The FTX bankruptcy team has been operating with almost zero transparency. They can mark any account as "disputed" without explanation until 2026—literally, that's written into the court order. And here's where it gets sketchy: most of the lawyers running the bankruptcy reorganization are the same people who were handling user accounts at FTX originally. It's like asking the people who built the house to investigate why it burned down.

What's interesting is Judge Owens started pushing back hard at the October hearing. He basically said: "Why can BlockFi and Celsius pay Chinese creditors just fine, but FTX needs special permission to exclude them?" He even brought up the fact that Iranian creditors got paid in other cases.

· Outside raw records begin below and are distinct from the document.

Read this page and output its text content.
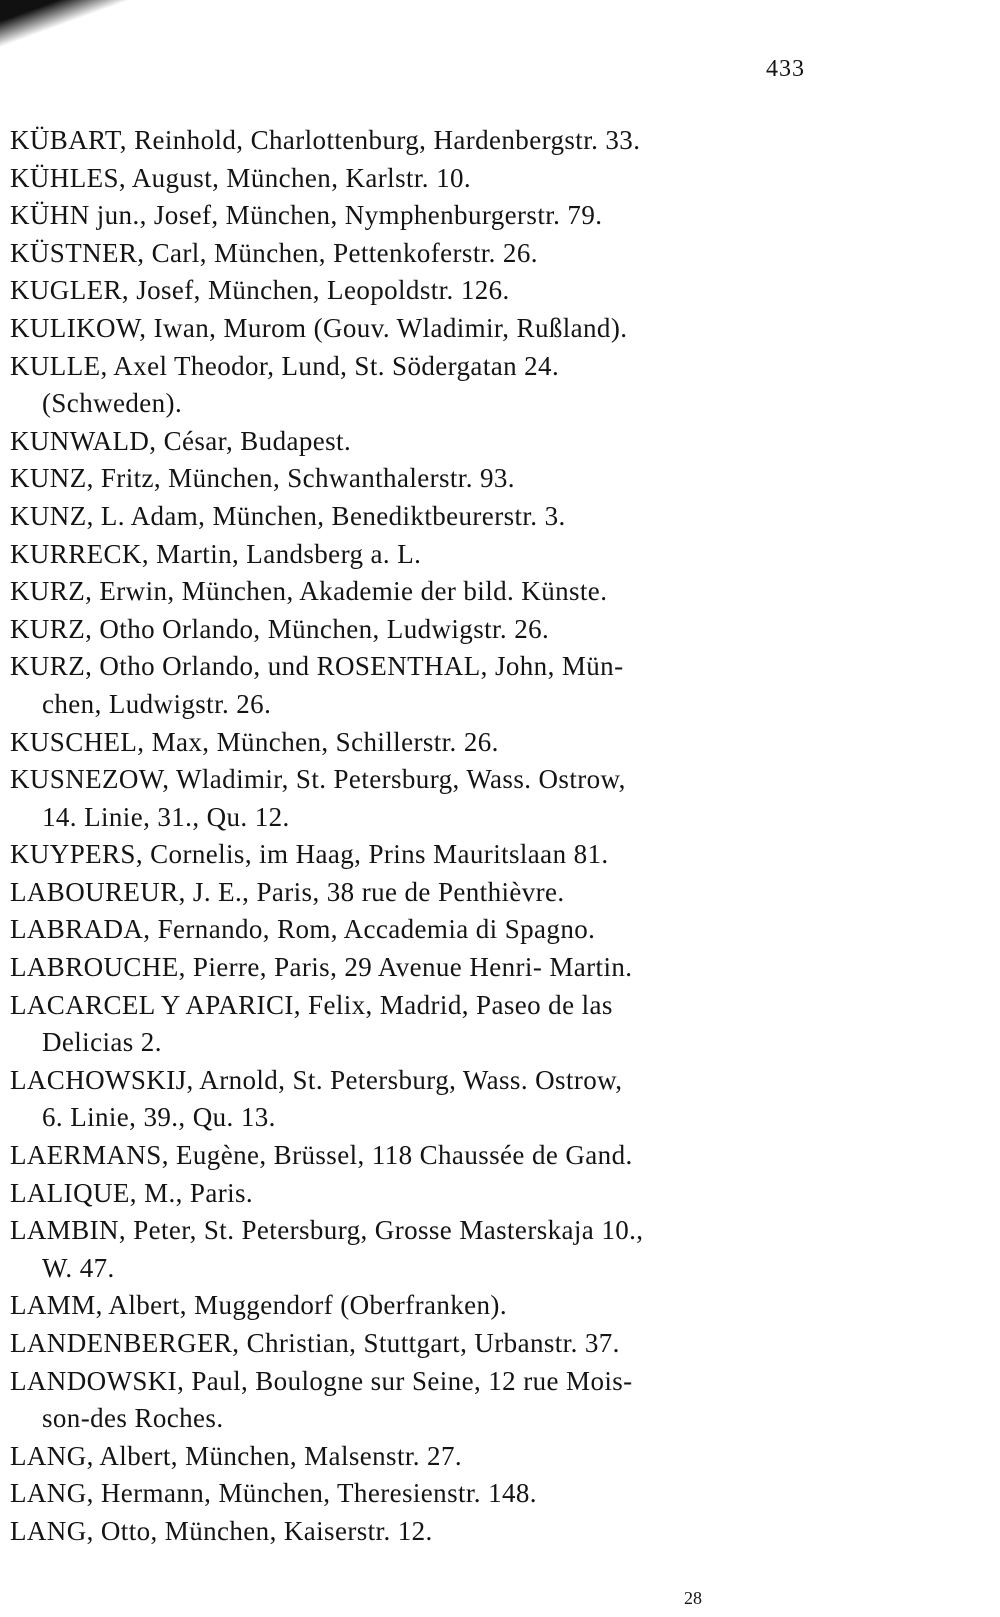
433
KÜBART, Reinhold, Charlottenburg, Hardenbergstr. 33.
KÜHLES, August, München, Karlstr. 10.
KÜHN jun., Josef, München, Nymphenburgerstr. 79.
KÜSTNER, Carl, München, Pettenkoferstr. 26.
KUGLER, Josef, München, Leopoldstr. 126.
KULIKOW, Iwan, Murom (Gouv. Wladimir, Rußland).
KULLE, Axel Theodor, Lund, St. Södergatan 24.
(Schweden).
KUNWALD, César, Budapest.
KUNZ, Fritz, München, Schwanthalerstr. 93.
KUNZ, L. Adam, München, Benediktbeurerstr. 3.
KURRECK, Martin, Landsberg a. L.
KURZ, Erwin, München, Akademie der bild. Künste.
KURZ, Otho Orlando, München, Ludwigstr. 26.
KURZ, Otho Orlando, und ROSENTHAL, John, Mün-
chen, Ludwigstr. 26.
KUSCHEL, Max, München, Schillerstr. 26.
KUSNEZOW, Wladimir, St. Petersburg, Wass. Ostrow,
14. Linie, 31., Qu. 12.
KUYPERS, Cornelis, im Haag, Prins Mauritslaan 81.
LABOUREUR, J. E., Paris, 38 rue de Penthièvre.
LABRADA, Fernando, Rom, Accademia di Spagno.
LABROUCHE, Pierre, Paris, 29 Avenue Henri- Martin.
LACARCEL Y APARICI, Felix, Madrid, Paseo de las
Delicias 2.
LACHOWSKIJ, Arnold, St. Petersburg, Wass. Ostrow,
6. Linie, 39., Qu. 13.
LAERMANS, Eugène, Brüssel, 118 Chaussée de Gand.
LALIQUE, M., Paris.
LAMBIN, Peter, St. Petersburg, Grosse Masterskaja 10.,
W. 47.
LAMM, Albert, Muggendorf (Oberfranken).
LANDENBERGER, Christian, Stuttgart, Urbanstr. 37.
LANDOWSKI, Paul, Boulogne sur Seine, 12 rue Mois-
son-des Roches.
LANG, Albert, München, Malsenstr. 27.
LANG, Hermann, München, Theresienstr. 148.
LANG, Otto, München, Kaiserstr. 12.
28
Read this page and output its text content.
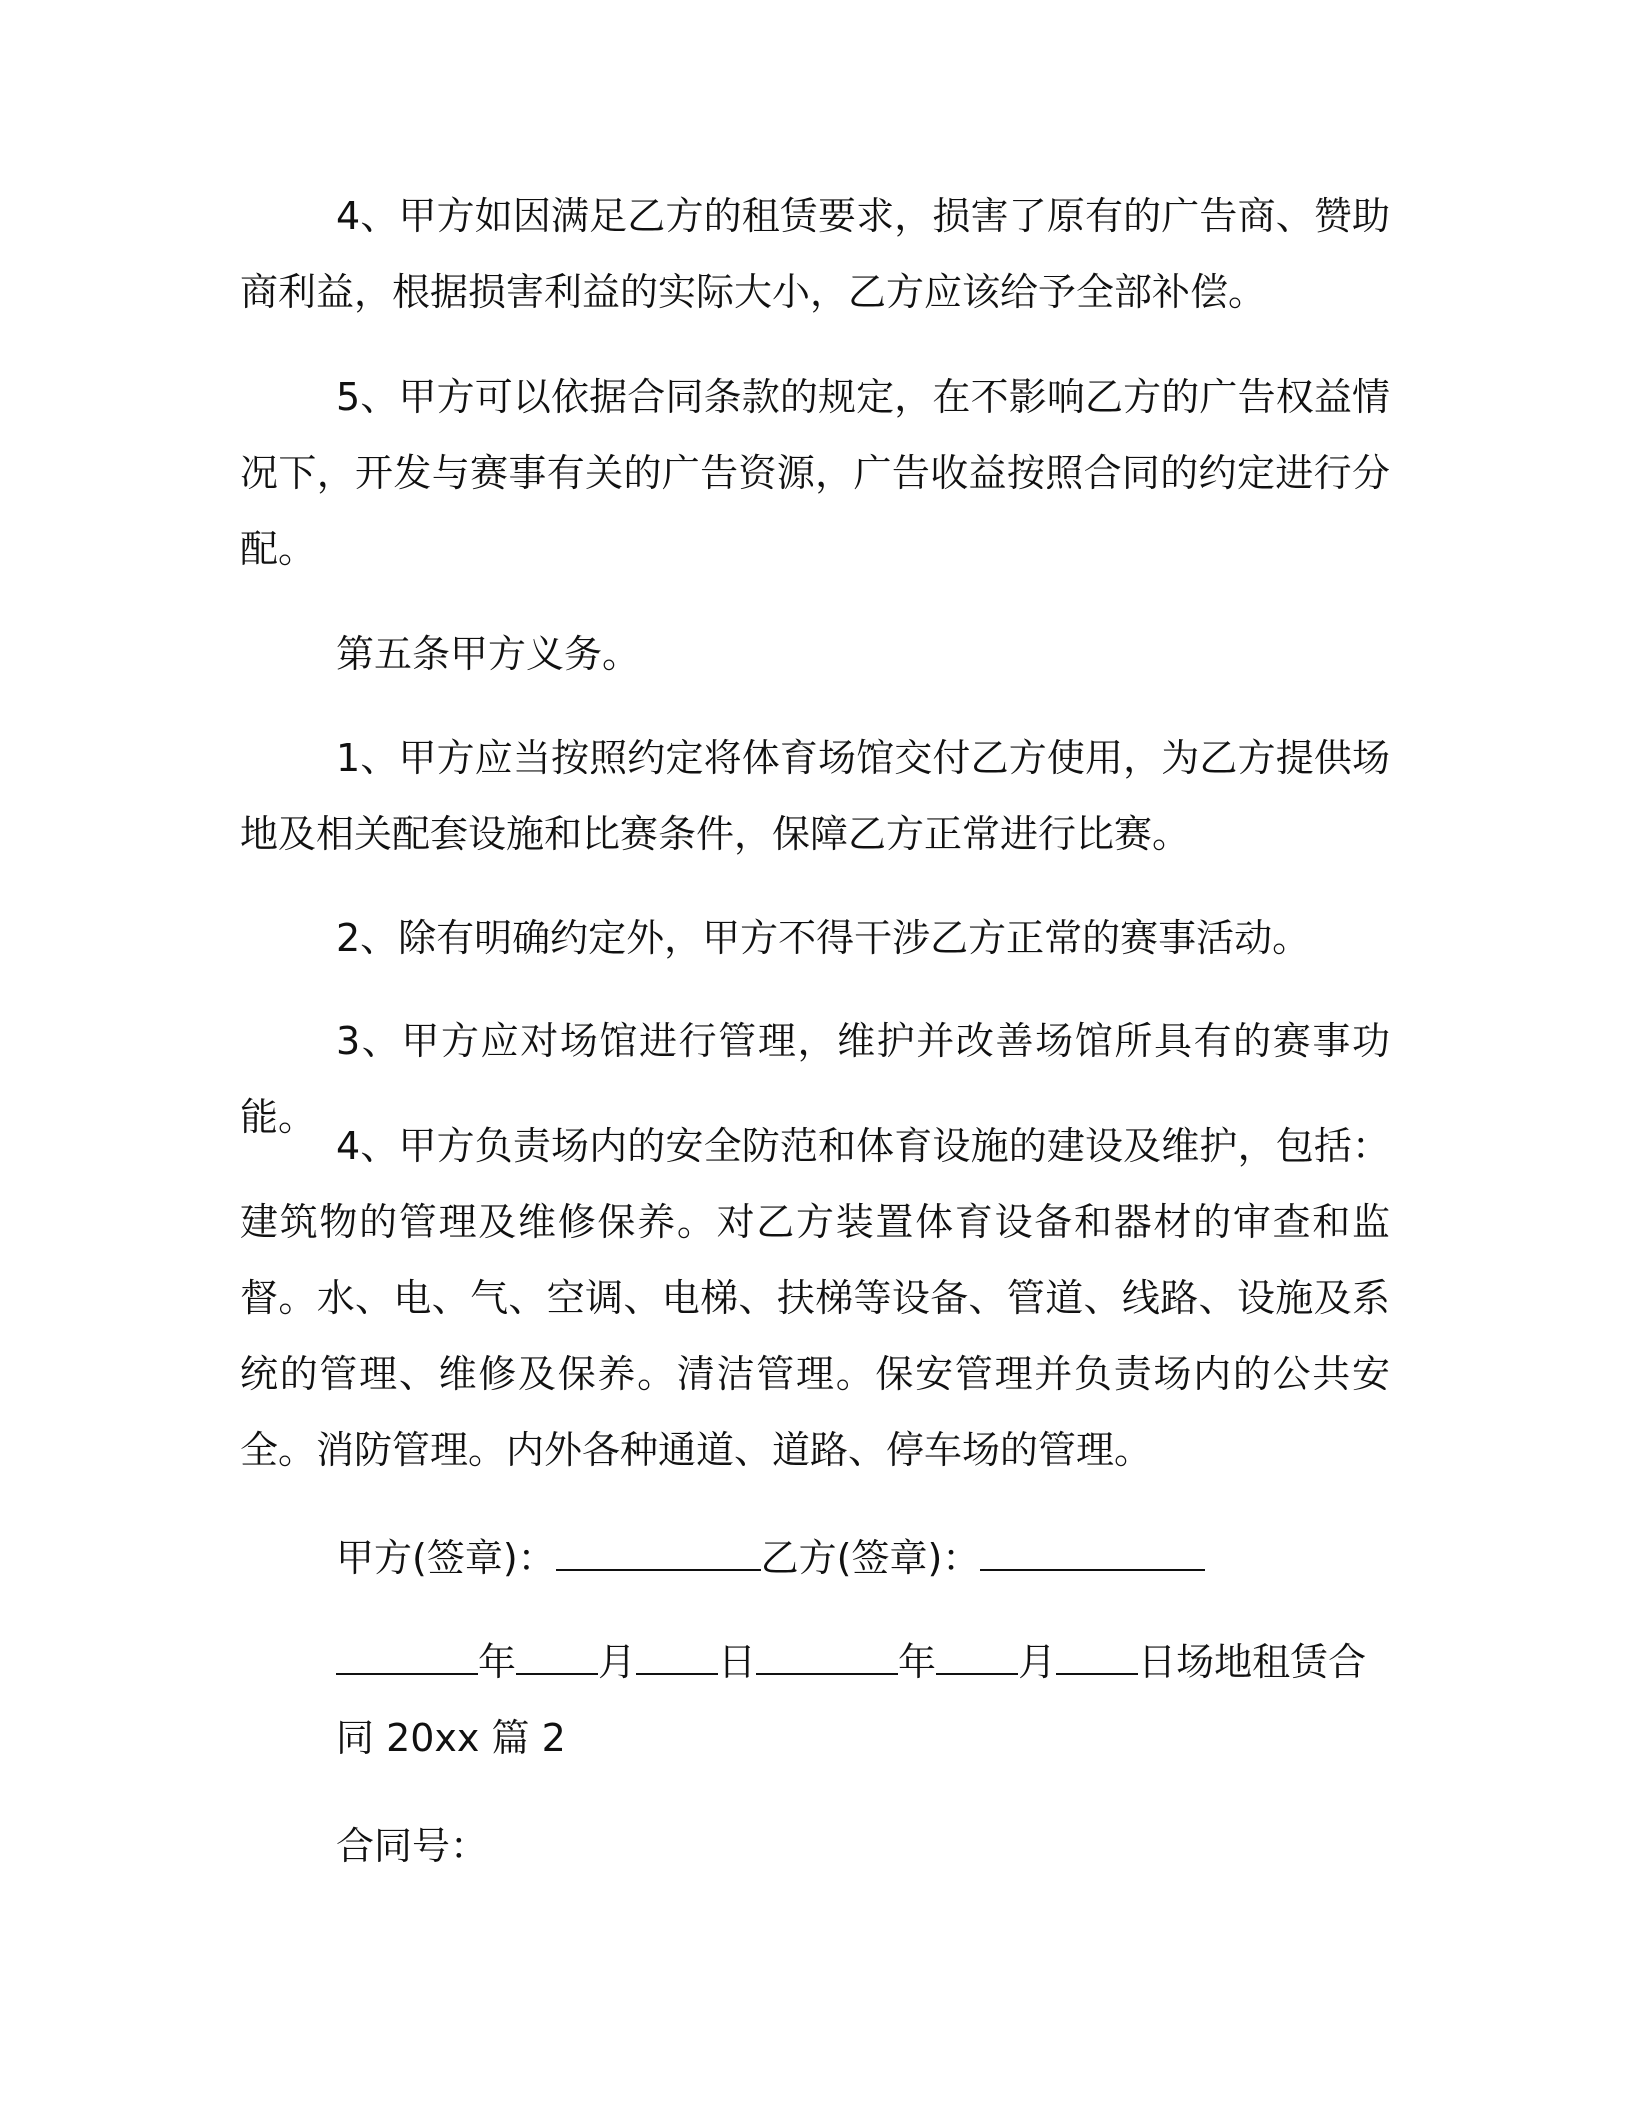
4、甲方如因满足乙方的租赁要求，损害了原有的广告商、赞助商利益，根据损害利益的实际大小，乙方应该给予全部补偿。

5、甲方可以依据合同条款的规定，在不影响乙方的广告权益情况下，开发与赛事有关的广告资源，广告收益按照合同的约定进行分配。

第五条甲方义务。

1、甲方应当按照约定将体育场馆交付乙方使用，为乙方提供场地及相关配套设施和比赛条件，保障乙方正常进行比赛。

2、除有明确约定外，甲方不得干涉乙方正常的赛事活动。

3、甲方应对场馆进行管理，维护并改善场馆所具有的赛事功能。

4、甲方负责场内的安全防范和体育设施的建设及维护，包括：建筑物的管理及维修保养。对乙方装置体育设备和器材的审查和监督。水、电、气、空调、电梯、扶梯等设备、管道、线路、设施及系统的管理、维修及保养。清洁管理。保安管理并负责场内的公共安全。消防管理。内外各种通道、道路、停车场的管理。

甲方(签章)：	乙方(签章)：
年 月 日	年 月 日场地租赁合同 20xx 篇 2
合同号：
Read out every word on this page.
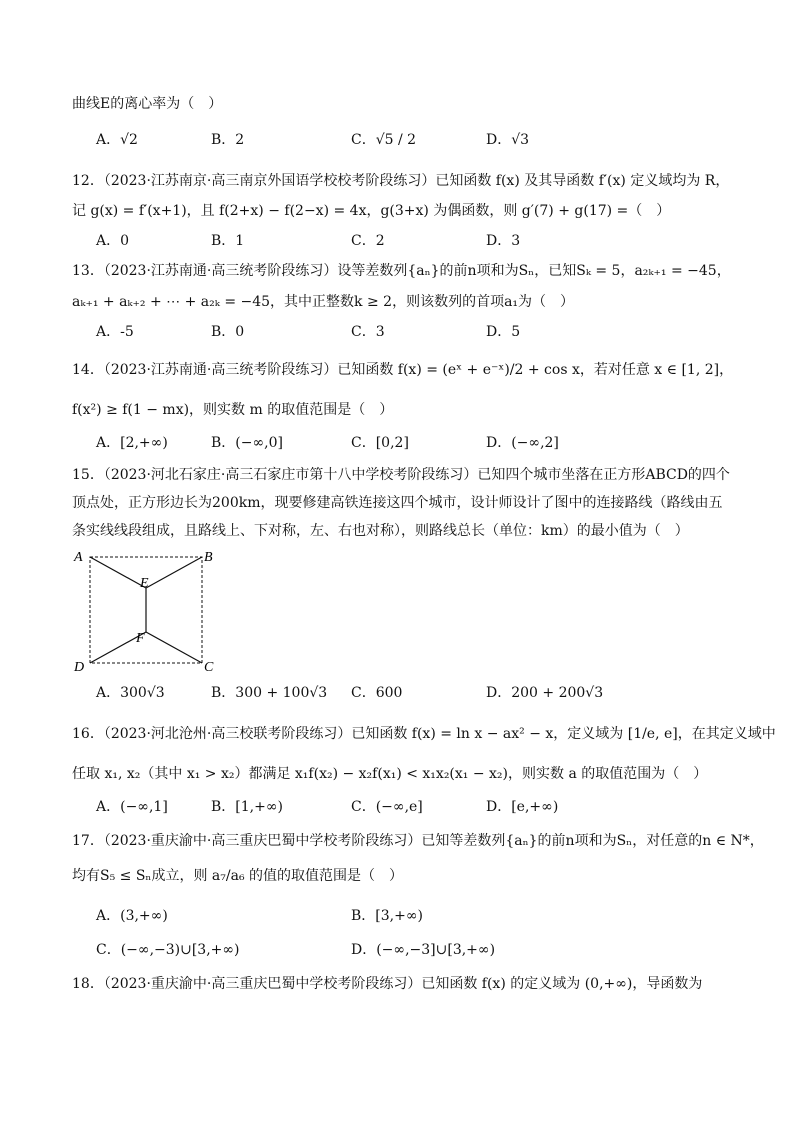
曲线E的离心率为（　）
A．√2	B．2	C．√5 / 2	D．√3
12．（2023·江苏南京·高三南京外国语学校校考阶段练习）已知函数 f(x) 及其导函数 f′(x) 定义域均为 R，
记 g(x) = f′(x+1)，且 f(2+x) − f(2−x) = 4x，g(3+x) 为偶函数，则 g′(7) + g(17) =（　）
A．0	B．1	C．2	D．3
13．（2023·江苏南通·高三统考阶段练习）设等差数列{aₙ}的前n项和为Sₙ，已知Sₖ = 5，a₂ₖ₊₁ = −45，
aₖ₊₁ + aₖ₊₂ + ⋯ + a₂ₖ = −45，其中正整数k ≥ 2，则该数列的首项a₁为（　）
A．-5	B．0	C．3	D．5
14．（2023·江苏南通·高三统考阶段练习）已知函数 f(x) = (eˣ + e⁻ˣ)/2 + cos x，若对任意 x ∈ [1, 2]，
f(x²) ≥ f(1 − mx)，则实数 m 的取值范围是（　）
A．[2,+∞)	B．(−∞,0]	C．[0,2]	D．(−∞,2]
15．（2023·河北石家庄·高三石家庄市第十八中学校考阶段练习）已知四个城市坐落在正方形ABCD的四个
顶点处，正方形边长为200km，现要修建高铁连接这四个城市，设计师设计了图中的连接路线（路线由五
条实线线段组成，且路线上、下对称，左、右也对称），则路线总长（单位：km）的最小值为（　）
A	B
C
D
E
F
A．300√3	B．300 + 100√3 C．600	D．200 + 200√3
16．（2023·河北沧州·高三校联考阶段练习）已知函数 f(x) = ln x − ax² − x，定义域为 [1/e, e]，在其定义域中
任取 x₁, x₂（其中 x₁ > x₂）都满足 x₁f(x₂) − x₂f(x₁) < x₁x₂(x₁ − x₂)，则实数 a 的取值范围为（　）
A．(−∞,1]	B．[1,+∞)	C．(−∞,e]	D．[e,+∞)
17．（2023·重庆渝中·高三重庆巴蜀中学校考阶段练习）已知等差数列{aₙ}的前n项和为Sₙ，对任意的n ∈ N*，
均有S₅ ≤ Sₙ成立，则 a₇/a₆ 的值的取值范围是（　）
A．(3,+∞)	B．[3,+∞)
C．(−∞,−3)∪[3,+∞)	D．(−∞,−3]∪[3,+∞)
18．（2023·重庆渝中·高三重庆巴蜀中学校考阶段练习）已知函数 f(x) 的定义域为 (0,+∞)，导函数为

The judge ordered FTX to reconsider the entire restricted country list, which could be a real turning point.

Will mentioned something crucial about the information gap too. FTX initially said Chinese creditors were 8% of the problem, then revised it down to 4%, but even at 4% that's thousands of people. His rights protection group only has around a thousand active members, meaning the vast majority of affected Chinese creditors don't even know this legal battle is happening or that there might be a path forward.

There's also this whole secondary market for debt claims that's creating panic. Hedge funds are buying up FTX debt at depressed prices, then if Chinese creditors eventually do get paid, these institutions pocket the difference. It's basically arbitrage on top of people's financial suffering.

The compensation itself has been controversial too. FTX sold off assets like AI company shares and Solana holdings during market lows—Bitcoin was valued at $16,000 when creditors' claims were being calculated. So even if you do get paid, you're getting paid based on 2022 valuations, not current prices.

What struck me most was Will's commitment to self-funding his legal efforts. He's spent $60,000 on a single motion because he refuses donations—he knows that accepting money would give FTX's lawyers ammunition to question his credibility. He's even hiring his own court-certified translators because the bankruptcy team kept ignoring the judge's recommendations.

The next phase is critical. Either FTX removes China from the restricted list and processes full compensation, or this drags on and requires continued legal pressure. Will's basically calling on every affected Chinese creditor to at least follow the developments on his X account (@zhetengji) to stay informed. Some of these people have been waiting years, and for many, this represents their entire life savings. The FTX case might be winding down, but for Chinese creditors, the real fight is just getting interesting.